DSL-specific tuning contract for TileLang kernels. Loaded by croq-tune when dsl=tilelang.
Source extension: .py | Compiler: TileLang JIT -> PTX via TVM | Group: python-jit
python3 -c "import tilelang; print(tilelang.__version__)"
build_iter<NNN>.sh (syntax/import check):
#!/usr/bin/env bash
python3 -c "import ast; ast.parse(open('$SRC').read()); print('parse OK')"
python3 -c "
import importlib.util, sys
spec = importlib.util.spec_from_file_location('kernel', '$SRC')
mod = importlib.util.module_from_spec(spec); spec.loader.exec_module(mod)
print('import OK')
"
JIT compile errors surface at first run, not import. Treat first-run JIT failure
the same as a compile failure (bounded retry budget, then attempt<AAAA>).
run_iter<NNN>.sh:
#!/usr/bin/env bash
export PYTHONPATH="${PYTHONPATH}:$(pwd)"
python3 tuning/<gpu>/tilelang/srcs/<shape_key>/<model>/iter<NNN>_<tag>.py \
2>&1 | tee tuning/<gpu>/tilelang/perf/<shape_key>/<model>/timing_iter<NNN>.txt
Script must print: TFLOPS: <value> time_ms: <value>
ncu --target-processes all \
--set full \
--export tuning/<gpu>/tilelang/perf/<shape_key>/<model>/ncu_iter<NNN>.ncu-rep \
--force-overwrite \
python3 tuning/<gpu>/tilelang/srcs/<shape_key>/<model>/iter<NNN>_<tag>.py
ncu --import tuning/<gpu>/tilelang/perf/<shape_key>/<model>/ncu_iter<NNN>.ncu-rep \
--csv --page raw \
> tuning/<gpu>/tilelang/perf/<shape_key>/<model>/ncu_iter<NNN>.csv
Pre-profiling pin: Pin block_M, block_N, num_stages explicitly; do not run AutoTuner.
Allowed: T.Pipelined, T.Parallel, T.use_swizzle, T.copy, T.mma,
explicit block_M/N/K, num_stages, tile-level memory placement.

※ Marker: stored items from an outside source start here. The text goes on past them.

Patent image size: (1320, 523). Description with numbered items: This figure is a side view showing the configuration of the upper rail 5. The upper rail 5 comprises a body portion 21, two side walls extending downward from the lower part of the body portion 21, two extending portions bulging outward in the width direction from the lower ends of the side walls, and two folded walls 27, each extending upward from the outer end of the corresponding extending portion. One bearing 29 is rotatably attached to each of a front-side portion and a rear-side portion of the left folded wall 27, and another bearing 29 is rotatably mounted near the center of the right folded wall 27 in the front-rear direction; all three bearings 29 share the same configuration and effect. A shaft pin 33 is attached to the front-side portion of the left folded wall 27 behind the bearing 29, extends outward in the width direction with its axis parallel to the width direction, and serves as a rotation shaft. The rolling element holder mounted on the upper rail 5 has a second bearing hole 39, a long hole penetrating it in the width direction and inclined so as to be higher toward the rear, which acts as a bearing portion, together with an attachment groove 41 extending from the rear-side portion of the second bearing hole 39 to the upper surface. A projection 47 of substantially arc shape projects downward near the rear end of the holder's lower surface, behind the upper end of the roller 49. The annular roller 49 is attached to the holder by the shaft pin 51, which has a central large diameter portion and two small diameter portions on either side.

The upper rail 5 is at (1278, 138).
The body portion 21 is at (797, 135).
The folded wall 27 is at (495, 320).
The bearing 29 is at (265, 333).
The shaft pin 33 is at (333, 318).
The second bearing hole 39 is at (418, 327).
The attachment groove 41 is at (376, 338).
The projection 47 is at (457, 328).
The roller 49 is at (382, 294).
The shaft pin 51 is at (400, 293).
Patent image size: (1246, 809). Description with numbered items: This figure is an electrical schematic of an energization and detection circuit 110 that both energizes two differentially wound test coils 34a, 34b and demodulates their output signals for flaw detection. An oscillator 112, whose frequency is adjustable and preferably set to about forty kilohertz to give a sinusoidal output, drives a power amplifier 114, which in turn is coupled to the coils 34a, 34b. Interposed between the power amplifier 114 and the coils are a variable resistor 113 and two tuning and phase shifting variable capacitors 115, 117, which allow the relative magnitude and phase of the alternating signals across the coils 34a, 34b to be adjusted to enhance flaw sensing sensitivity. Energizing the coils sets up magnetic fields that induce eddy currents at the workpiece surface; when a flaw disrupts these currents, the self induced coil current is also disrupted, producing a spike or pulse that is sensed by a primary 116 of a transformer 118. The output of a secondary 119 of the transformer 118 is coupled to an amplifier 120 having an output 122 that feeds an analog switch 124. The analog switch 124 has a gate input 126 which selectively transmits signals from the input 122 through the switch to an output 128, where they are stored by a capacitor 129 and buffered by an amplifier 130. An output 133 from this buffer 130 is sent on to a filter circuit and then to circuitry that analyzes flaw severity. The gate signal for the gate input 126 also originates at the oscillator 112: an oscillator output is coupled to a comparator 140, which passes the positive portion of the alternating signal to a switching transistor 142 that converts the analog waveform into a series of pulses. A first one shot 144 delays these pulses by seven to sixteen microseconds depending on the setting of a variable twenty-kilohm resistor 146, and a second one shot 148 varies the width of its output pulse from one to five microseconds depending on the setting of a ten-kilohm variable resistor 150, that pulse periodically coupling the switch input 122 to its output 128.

Forbidden: tvm.relay.* library GEMM, external library compute inside tile program.
| Bottleneck | Ideas |
|---|---|
| Memory-bound | Increase block_M/N; add num_stages |
| Compute-bound | Use T.mma with larger tile; tune thread_num |
| Latency-bound | Increase num_stages; T.Pipelined with prefetch |
| L2 locality | T.use_swizzle with different swizzle factors |
| Shared memory | Pad smem (pad=N) to avoid bank conflicts |
Key levers:
def matmul(M, N, K,
block_M=128, # tune: 64, 128, 256
block_N=128, # tune: 64, 128, 256
block_K=32, # tune: 16, 32, 64
num_stages=3, # tune: 1-5
thread_num=128,
enable_rasterization=True):
Use tilelang.Carver for hardware-aware starting-point recommendations.
Kernel script must contain verify() and bench() functions:
verify(): compute with kernel + reference (torch.float32), assert max_abs_err < tol
(1e-2 for bf16, 1e-3 for f16), print VERIFY: PASS or VERIFY: FAIL max_abs_err=<v>.

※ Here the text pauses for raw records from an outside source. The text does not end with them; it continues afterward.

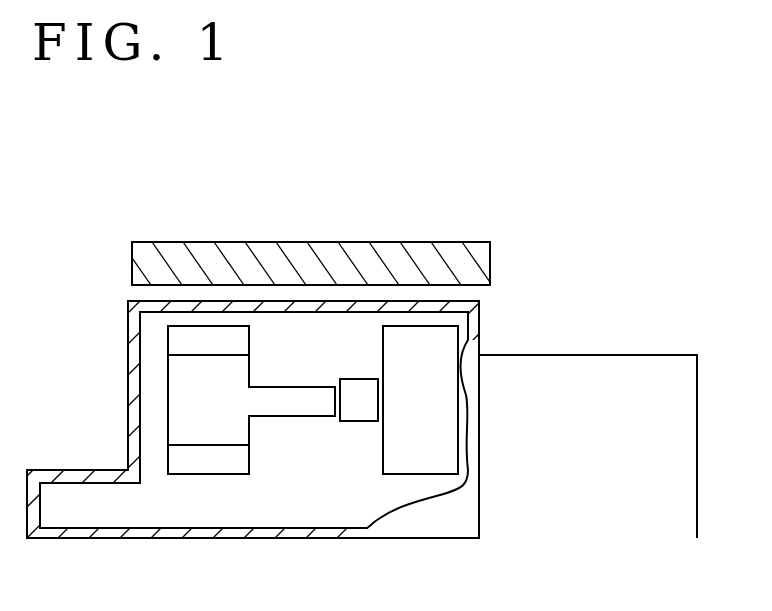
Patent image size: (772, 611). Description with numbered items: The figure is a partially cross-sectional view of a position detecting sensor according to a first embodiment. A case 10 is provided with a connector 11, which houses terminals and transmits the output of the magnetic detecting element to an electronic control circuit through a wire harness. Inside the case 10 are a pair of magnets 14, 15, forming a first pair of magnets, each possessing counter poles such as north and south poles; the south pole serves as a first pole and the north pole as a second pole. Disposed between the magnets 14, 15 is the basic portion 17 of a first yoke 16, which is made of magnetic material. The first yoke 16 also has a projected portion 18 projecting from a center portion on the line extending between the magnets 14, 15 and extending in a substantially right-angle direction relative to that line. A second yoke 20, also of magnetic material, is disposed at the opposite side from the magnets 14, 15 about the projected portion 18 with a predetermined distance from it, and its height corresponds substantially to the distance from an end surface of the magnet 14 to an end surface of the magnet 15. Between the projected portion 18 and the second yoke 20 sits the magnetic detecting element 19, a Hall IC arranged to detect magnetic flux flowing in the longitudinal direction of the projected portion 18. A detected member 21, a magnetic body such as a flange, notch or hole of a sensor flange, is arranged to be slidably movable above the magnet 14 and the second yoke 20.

The case 10 is at (477, 318).
The connector 11 is at (622, 360).
The magnet 14 is at (183, 340).
The magnet 15 is at (197, 468).
The first yoke 16 is at (267, 373).
The basic portion 17 is at (180, 392).
The projected portion 18 is at (292, 392).
The magnetic detecting element 19 is at (360, 422).
The second yoke 20 is at (392, 461).
The detected member 21 is at (413, 240).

bench(): CUDA event timing (never time.time()):
start = torch.cuda.Event(enable_timing=True)
end = torch.cuda.Event(enable_timing=True)
start.record()
for _ in range(iters): kernel_fn(...)
end.record()
torch.cuda.synchronize()
elapsed_ms = start.elapsed_time(end) / iters
tflops = 2 * M * N * K / elapsed_ms / 1e9
print(f"TFLOPS: {tflops:.2f} time_ms: {elapsed_ms:.3f}")
Default: 10 warmup + 50 timed iterations.
torch.matmul in Python script. Library calls allowed only in iter000.